- Revenue advances 1.6% to $8.09 billion, in line with estimates
- Worldwide billed business increases 3.3% to $253.8 billion
American Express Co., the biggest U.S. credit-card issuer by purchases, posted a first-quarter profit that beat analysts’ estimates as customers increased spending.
The lender’s shares climbed in late trading Wednesday after it reported per-share earnings of $1.45, exceeding the $1.33 average estimate of 29 analysts surveyed by Bloomberg. Net income slid 6.5 percent to $1.43 billion from $1.53 billion a year earlier, AmEx said in a statement.
Chief Executive Officer Ken Chenault has reassigned senior managers to buoy earnings and consolidate marketing operations.
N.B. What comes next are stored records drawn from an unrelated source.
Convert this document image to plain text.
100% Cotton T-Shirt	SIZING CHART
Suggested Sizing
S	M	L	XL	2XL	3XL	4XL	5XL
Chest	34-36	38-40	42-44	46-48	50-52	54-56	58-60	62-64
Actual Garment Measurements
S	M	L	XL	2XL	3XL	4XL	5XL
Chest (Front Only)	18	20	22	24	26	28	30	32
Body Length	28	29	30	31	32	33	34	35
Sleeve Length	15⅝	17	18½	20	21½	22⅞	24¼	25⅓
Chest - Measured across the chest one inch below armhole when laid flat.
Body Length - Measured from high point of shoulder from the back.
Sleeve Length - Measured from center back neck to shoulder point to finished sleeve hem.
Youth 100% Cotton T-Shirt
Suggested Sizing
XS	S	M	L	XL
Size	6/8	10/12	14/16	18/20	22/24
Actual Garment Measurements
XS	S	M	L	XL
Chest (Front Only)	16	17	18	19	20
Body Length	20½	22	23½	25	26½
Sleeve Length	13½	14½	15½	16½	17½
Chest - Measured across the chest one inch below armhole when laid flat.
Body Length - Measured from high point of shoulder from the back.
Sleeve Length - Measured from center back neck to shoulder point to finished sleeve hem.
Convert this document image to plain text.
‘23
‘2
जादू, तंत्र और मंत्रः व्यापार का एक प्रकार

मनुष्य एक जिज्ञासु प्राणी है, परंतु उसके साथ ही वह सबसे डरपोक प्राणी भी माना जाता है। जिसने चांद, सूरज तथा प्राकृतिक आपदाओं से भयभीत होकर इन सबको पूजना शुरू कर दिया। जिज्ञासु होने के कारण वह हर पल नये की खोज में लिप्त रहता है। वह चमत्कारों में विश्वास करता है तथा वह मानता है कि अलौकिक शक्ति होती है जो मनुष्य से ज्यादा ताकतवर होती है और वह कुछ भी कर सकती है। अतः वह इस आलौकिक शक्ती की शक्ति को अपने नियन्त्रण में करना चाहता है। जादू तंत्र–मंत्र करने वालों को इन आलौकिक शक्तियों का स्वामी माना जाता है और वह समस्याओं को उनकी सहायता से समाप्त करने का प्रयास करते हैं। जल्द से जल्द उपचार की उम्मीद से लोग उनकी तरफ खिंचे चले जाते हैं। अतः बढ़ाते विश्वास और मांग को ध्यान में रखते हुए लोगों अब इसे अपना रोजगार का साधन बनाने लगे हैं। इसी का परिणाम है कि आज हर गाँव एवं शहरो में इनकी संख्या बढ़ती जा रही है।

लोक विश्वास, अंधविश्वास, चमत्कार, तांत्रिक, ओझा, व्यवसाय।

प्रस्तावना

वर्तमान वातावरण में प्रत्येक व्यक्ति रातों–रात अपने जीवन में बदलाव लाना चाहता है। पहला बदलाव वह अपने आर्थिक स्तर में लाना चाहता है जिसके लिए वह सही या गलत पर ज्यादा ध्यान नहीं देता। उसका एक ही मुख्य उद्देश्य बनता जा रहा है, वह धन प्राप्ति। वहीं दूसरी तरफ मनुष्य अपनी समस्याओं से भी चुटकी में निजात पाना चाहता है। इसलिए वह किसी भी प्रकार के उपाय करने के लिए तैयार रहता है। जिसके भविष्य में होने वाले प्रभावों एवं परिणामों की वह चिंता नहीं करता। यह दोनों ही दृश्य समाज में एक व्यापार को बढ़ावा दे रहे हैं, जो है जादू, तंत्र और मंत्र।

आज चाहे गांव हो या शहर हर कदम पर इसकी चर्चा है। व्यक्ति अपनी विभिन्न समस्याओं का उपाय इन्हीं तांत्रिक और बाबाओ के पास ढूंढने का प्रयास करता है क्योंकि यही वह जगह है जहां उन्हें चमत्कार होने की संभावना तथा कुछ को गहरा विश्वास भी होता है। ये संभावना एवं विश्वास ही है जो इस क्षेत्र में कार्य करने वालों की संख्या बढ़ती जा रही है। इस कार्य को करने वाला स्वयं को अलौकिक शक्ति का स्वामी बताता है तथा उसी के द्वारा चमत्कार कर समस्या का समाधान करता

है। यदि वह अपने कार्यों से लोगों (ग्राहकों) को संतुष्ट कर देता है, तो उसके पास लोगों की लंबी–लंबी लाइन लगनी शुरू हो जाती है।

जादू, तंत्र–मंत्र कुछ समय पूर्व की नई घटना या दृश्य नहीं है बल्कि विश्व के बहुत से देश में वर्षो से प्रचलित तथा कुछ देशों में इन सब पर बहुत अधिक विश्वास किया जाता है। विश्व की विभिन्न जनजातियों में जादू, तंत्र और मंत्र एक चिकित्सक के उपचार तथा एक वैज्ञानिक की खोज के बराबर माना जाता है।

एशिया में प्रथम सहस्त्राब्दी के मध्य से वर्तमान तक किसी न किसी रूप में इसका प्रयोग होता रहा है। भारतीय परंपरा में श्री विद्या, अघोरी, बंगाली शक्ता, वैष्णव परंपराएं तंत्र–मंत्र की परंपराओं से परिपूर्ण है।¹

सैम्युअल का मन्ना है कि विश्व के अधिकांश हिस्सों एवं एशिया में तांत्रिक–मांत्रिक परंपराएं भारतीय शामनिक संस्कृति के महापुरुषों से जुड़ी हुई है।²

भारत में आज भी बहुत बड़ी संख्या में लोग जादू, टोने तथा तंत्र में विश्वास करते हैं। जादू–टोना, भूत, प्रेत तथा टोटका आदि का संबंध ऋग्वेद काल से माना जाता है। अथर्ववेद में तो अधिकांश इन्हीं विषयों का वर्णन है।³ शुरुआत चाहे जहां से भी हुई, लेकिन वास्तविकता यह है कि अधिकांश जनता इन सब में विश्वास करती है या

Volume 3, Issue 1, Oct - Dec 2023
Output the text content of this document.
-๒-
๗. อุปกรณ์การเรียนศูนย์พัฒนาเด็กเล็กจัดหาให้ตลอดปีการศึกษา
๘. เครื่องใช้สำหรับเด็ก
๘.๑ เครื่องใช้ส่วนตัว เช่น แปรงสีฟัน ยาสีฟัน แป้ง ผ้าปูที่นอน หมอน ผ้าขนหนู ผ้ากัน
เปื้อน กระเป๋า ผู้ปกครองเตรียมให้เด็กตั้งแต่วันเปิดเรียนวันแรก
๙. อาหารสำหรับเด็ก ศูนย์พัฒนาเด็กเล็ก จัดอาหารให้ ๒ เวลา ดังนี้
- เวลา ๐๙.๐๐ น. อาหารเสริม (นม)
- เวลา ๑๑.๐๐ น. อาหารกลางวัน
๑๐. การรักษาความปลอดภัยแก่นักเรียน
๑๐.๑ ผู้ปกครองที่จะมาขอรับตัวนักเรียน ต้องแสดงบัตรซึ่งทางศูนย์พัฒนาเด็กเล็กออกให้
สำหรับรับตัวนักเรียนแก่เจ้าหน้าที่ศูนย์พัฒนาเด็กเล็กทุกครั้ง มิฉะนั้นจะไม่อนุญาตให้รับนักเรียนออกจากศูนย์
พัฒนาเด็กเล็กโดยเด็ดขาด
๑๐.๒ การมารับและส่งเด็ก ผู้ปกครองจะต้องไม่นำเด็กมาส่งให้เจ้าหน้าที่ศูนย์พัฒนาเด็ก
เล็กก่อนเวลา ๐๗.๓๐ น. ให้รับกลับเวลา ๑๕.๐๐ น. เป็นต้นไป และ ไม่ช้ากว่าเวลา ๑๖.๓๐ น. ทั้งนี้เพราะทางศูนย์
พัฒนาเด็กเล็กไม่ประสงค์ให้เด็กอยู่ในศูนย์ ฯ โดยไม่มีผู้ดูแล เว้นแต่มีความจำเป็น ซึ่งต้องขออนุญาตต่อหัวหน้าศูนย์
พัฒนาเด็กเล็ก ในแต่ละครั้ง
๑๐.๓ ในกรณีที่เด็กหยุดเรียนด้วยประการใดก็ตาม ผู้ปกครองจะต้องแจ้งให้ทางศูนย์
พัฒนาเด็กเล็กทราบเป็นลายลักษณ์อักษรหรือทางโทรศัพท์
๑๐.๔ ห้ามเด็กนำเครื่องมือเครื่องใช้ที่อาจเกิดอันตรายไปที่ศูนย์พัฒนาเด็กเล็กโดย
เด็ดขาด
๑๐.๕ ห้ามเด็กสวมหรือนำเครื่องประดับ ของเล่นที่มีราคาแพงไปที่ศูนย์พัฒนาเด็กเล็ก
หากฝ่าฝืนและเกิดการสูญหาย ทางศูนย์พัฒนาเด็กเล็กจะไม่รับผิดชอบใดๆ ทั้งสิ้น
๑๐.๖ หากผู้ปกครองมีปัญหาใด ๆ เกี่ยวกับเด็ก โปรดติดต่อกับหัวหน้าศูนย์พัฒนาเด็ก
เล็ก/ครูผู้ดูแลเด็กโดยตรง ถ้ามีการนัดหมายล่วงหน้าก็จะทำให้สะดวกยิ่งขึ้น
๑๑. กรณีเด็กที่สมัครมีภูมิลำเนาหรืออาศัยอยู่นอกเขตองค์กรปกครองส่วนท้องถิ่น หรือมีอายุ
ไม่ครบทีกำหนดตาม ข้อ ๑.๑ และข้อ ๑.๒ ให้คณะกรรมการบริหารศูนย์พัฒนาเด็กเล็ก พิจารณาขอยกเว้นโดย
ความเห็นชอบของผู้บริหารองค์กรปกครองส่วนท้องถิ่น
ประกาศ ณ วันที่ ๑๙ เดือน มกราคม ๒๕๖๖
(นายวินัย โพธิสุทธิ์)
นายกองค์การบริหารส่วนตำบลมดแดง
The firm has vowed to trim $1 billion in costs by the end of 2017, though Chenault has said quarterly results will be uneven as the company spends money to attract new customers. Revenue increased 1.6 percent to $8.09 billion, in line with the estimates, while expenses rose 4.9 percent to $5.47 billion.
“Revenues reflected strong, underlying growth in our lending portfolio, along with higher cardmember spending and fee income,” Chenault, 64, said in the statement. “Investment spending was up significantly and reflected initiatives to grow the business by expanding our cardmember base and gaining a greater share of their overall spending and borrowing.”
AmEx climbed 3.7 percent to $67.40 at 6:01 p.m. in New York. The shares slid 6.5 percent this year through the close of regular trading.
Last year, American Express said it was ending its U.S. partnership with Costco Wholesale Corp., a relationship that accounted for 20 percent of AmEx’s worldwide loans and 8 percent of customer spending, and its agreement with JetBlue Airways Corp. AmEx may lose another valuable credit-card partner if Marriott International Inc. completes its acquisition of Starwood Hotels & Resorts Worldwide Inc., analysts including RBC Capital Markets’ Jason Arnold have said.
Worldwide billed business, or customer card spending, advanced 3.3 percent to $253.8 billion in the quarter from a year earlier. The average discount rate, a measure of the fees AmEx charges merchants, fell to 2.44 percent from 2.49 percent, the company said. Loans declined 14 percent to $58.6 billion from a year earlier, driven by the loss of the Costco and JetBlue portfolios. Excluding those items and adjusting for currency fluctuations, total loans increased 11 percent, the company said in a presentation.
AmEx “reported a decent quarter with areas that both the bulls and bears can pick at,” Sanjay Sakhrani, a KBW analyst, said in a note. “The company saw a modest acceleration in its worldwide billed business growth,” but benefited from an extra day in the quarter because of leap year, he said.
Return on equity, a measure of profitability, dropped to 23.6 percent from 29 percent a year earlier, according to the statement. AmEx added about 3 million proprietary cards in the quarter.
“When you look at the incremental cards we’re acquiring, a significant portion of the increment is driven by those efforts to put other AmEx products in the hands of Costco co-brand customers," Chief Financial Officer Jeff Campbell said on a call with analysts.